La chanteuse ne se fit pas prier pour me rejoindre aussitôt. Aucune félicitation ne sortit de sa bouche toutefois : ça ne faisait pas partie de l'opération anti-serpent. Le temps qu'Edelgard digère (et que Monica s'exulte) nous en profitâmes pour échanger quelques mots.

—Putain, non mais t'y crois ?

—Je t'avais prévenue.

—Cette fille est un suppo de l'enfer ou quoi ? Elle est pas censée être au courant qu'Edelgard est déjà prise ? Ou c'est le genre de meuf à ne pas se soucier de ce genre de détails ?

—La seule chose dont se soucie Monica est sa relation avec Edie.

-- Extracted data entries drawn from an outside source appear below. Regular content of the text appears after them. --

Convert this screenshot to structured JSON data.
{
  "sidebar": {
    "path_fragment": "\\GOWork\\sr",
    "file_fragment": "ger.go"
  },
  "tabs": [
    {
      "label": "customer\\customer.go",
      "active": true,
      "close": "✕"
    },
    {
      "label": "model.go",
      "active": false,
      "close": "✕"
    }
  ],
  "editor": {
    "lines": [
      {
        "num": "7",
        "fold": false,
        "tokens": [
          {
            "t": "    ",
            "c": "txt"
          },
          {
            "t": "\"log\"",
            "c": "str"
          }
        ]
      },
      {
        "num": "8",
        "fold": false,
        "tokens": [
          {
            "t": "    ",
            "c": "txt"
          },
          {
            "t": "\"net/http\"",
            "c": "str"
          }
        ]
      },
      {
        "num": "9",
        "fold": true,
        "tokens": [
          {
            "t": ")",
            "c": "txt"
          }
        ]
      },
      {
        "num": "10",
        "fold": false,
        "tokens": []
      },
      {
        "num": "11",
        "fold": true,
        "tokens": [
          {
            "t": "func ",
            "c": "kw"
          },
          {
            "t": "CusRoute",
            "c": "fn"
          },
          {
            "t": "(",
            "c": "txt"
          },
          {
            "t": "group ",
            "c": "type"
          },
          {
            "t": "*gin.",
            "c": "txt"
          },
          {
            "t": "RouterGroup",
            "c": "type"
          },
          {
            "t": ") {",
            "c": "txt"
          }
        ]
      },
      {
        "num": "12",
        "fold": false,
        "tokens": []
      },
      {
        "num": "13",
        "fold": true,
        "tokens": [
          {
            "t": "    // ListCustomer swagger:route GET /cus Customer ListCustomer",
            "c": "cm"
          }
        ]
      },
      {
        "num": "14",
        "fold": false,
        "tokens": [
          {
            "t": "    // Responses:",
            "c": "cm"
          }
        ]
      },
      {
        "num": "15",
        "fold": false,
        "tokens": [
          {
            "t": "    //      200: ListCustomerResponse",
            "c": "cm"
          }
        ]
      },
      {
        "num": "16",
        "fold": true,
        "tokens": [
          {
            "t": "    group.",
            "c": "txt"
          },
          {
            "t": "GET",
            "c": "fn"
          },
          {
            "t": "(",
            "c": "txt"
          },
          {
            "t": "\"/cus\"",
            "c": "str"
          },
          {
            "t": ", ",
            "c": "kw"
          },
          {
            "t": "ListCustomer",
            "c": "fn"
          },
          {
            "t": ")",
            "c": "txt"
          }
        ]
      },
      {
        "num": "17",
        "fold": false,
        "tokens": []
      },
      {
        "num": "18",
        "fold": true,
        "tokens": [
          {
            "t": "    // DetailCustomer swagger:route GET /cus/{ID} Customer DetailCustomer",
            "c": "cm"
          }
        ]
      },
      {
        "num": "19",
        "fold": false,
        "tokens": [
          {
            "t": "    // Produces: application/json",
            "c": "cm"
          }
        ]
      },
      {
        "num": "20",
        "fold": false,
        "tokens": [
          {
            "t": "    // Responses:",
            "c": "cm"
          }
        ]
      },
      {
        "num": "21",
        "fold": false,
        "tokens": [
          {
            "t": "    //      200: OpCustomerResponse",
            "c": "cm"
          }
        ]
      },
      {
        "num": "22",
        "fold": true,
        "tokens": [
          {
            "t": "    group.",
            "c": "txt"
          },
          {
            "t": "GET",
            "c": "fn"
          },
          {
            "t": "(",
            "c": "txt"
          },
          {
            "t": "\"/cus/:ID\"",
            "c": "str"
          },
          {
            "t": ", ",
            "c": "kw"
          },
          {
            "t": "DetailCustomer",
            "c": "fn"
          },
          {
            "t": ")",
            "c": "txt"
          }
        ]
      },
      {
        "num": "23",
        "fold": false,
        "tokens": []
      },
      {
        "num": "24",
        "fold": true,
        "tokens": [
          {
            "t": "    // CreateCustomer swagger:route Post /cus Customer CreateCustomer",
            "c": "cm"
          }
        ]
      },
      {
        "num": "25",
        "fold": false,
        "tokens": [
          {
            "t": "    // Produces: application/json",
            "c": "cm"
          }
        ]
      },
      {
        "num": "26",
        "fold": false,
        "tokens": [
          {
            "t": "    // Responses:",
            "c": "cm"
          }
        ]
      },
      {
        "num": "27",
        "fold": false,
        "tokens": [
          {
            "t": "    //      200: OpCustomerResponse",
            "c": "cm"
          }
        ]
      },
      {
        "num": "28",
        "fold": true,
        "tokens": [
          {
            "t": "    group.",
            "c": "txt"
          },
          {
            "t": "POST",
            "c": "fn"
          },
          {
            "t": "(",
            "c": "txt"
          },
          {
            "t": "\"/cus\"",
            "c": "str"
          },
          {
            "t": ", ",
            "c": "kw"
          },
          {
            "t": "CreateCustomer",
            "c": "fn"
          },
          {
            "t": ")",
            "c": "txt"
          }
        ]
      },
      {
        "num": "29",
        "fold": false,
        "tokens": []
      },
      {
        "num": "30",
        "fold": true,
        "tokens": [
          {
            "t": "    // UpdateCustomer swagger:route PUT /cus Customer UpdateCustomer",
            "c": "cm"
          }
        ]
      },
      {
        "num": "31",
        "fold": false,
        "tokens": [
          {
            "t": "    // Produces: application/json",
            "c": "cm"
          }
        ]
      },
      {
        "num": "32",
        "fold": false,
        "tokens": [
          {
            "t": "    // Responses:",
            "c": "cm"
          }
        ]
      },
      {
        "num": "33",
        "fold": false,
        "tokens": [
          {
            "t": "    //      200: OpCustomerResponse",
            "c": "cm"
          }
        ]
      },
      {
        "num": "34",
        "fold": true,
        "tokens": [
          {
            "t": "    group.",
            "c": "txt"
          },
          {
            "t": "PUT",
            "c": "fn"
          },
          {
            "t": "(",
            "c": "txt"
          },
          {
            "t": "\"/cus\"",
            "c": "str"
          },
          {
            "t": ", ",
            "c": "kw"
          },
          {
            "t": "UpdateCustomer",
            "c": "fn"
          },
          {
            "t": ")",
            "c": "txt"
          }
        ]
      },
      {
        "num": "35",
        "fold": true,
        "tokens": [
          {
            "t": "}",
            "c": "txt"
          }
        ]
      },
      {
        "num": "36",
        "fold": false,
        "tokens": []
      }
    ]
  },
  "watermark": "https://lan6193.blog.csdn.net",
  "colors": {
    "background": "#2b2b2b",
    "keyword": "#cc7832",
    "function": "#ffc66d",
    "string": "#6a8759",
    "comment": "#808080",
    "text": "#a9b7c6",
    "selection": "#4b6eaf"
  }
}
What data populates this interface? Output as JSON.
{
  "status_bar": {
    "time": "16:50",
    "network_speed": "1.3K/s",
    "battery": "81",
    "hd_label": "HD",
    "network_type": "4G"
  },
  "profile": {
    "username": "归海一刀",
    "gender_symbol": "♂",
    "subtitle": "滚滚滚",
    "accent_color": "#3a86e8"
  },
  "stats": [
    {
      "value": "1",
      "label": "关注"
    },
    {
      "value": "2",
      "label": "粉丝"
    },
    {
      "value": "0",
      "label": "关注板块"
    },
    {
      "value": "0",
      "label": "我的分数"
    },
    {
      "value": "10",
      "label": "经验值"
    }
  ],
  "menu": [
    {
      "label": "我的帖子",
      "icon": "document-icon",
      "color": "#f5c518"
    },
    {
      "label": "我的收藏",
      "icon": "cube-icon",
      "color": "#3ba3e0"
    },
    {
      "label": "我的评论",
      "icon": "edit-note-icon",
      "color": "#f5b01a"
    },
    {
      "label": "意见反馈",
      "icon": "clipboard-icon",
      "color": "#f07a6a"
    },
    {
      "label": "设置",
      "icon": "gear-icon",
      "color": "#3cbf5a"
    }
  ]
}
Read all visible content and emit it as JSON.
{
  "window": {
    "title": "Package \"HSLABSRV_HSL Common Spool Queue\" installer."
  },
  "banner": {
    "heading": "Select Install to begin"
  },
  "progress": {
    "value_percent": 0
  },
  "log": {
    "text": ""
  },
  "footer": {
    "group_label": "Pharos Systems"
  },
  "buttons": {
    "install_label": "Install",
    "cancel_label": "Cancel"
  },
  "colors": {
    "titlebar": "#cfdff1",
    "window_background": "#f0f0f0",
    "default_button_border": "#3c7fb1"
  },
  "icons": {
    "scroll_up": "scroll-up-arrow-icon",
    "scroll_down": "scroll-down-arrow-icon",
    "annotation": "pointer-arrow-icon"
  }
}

—Tu crois qu'elle fait exprès ?

J'eus droit à ce regard qu'elle réservait à Claude et qui disait « mais t'es débile ou quoi ? » et quand on parlait du loup on en voyait déjà la queue.

—Mesdames !

L'homme attendait adossé contre le mur à côté de la porte de la classe de littérature. Ma contrariété était plus que palpable et je le foudroyai sur place lorsque son index indiqua l'intérieur de sa veste comme s'il se trimballait toujours avec ses petits cachets roses (et ses potions d'amour). En l'occurrence, c'était plus d'un bon laxatif (avec effet long et immédiat) dont j'avais besoin car je l'aurais glissé sans gêne dans un café que j'aurais offert à Monica en guise de mea-culpa. Celle-ci arrivait d'ailleurs, je l'entendais déjà glousser derrière, et pendant un moment, j'hésitai à sécher tous les cours de la matinée pour m'enfermer dans la réserve afin de terminer ce qu'il restait de mon paquet de clopes. Dorothea et Claude n'eurent pas besoin de paroles de ma part et la chanteuse m'attrapa par le bras pour me tirer à l'intérieur. Je pris place à mon bureau et le garçon s'installa devant moi. Il me proposa un cachet d'aspirine (qui n'avait rien de semblable à un cachet d'aspirine) que je refusai encore avant de poser ma joue sur le revers de ma main et de tenter de m'évader par la fenêtre. Essar entra quelques minutes après et commença son blabla sempiternel sur chaque auteur qui avait écrit un bouquin qu'il fallait étudier (Marivaux en l'occurrence) et lorsque j'entendis le mot « théâtre » renonçai à écouter un traitre mot qui sortirait encore de sa bouche durant ces deux longues heures. Je détestais le théâtre (que je trouvais super chiant) et je n'avais pas envie de fournir le moindre effort.

Edelgard : Retrouve-moi dans la réserve pendant la pause de midi.

Le sms était arrivé au moment où Essar s'était retourné pour écrire au tableau (un tableau noir, avec une grosse craie du moyen-âge) le nom de la pièce de théâtre : Les fausses confidences. J'eus envie de mourir de rires.